Mas nem só de nostalgia vive o Pokémon, porque nem tudo o passado resolve. O modelo do game tem um fator envolvente que mostra o progresso do jogador de forma constante. E a febre por obter as cartas mais raras e poderosas funciona como incentivo. “Desde sua criação, Pokémon sempre teve um elemento de colecionismo muito forte. Basta pensar no slogan original, ‘Vamos pegar todos’”, afirma Vicente Martin Mastrocola, professor da graduação de jogos digitais da PUC-SP. “Junto com a mecânica envolvente, o colecionismo se traduz numa comunidade e num senso de pertencimento à franquia que mantém os produtos de Pokémon sempre em voga”, diz o especialista.

Os entusiastas dos bichinhos também tendem a formar um público fiel.
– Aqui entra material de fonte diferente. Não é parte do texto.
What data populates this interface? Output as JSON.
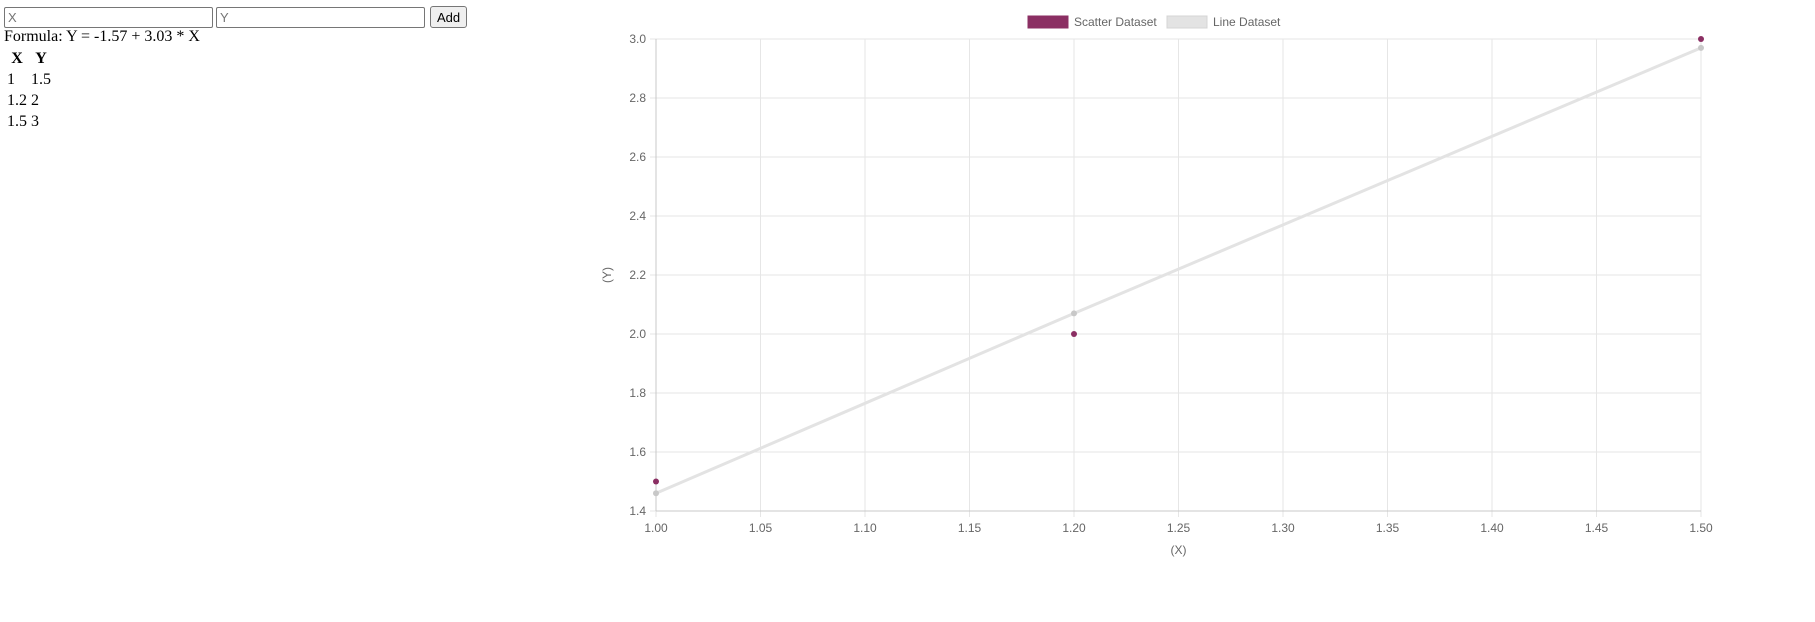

Um exemplo claro é o de Pokémon Go, o jogo anterior da franquia, que permitia aos jogadores buscar os seres em um jogo de realidade aumentada. Embora o auge da popularidade tenha passado, a plataforma ainda conta com 90 milhões de jogadores ativos. O Japão concentra boa parte, mas mesmo no Brasil o título é querido. Nos fins de semana, amigos se reúnem para jogar em locais públicos, como o Parque Ibirapuera.
Os smartphones fornecem uma porta de entrada para o universo de Pokémon, mas a empresa responsável, The Pokémon Company, diversificou os produtos de tal forma que dá para achar de tudo. Os cards físicos continuam sendo vendidos. Aqui no Brasil, são lançados em versões traduzidas pela Copag. E vendem muito: foram mais de 53 bilhões de cartas produzidas desde o lançamento, em 1996. Há os jogos para o console Nintendo Switch: os dois mais recentes, Scarlet e Violet, saíram em 2022 e continuam atraindo um perfil de público diferente. Mas há filmes, brinquedos, bichos de pelúcia, itens para casa e mais. Tanto que Pokémon é hoje a franquia de diversão mais valiosa do mundo. No ano passado, teve um faturamento de quase 2 bilhões de dólares. Segundo analistas, a arrecadação superou 99 bilhões de dólares desde 1996, mais até do que Mickey Mouse e seus amigos, criação mais famosa de Walt Disney. O mundo foi dominado por Pikachu e os Pokémon.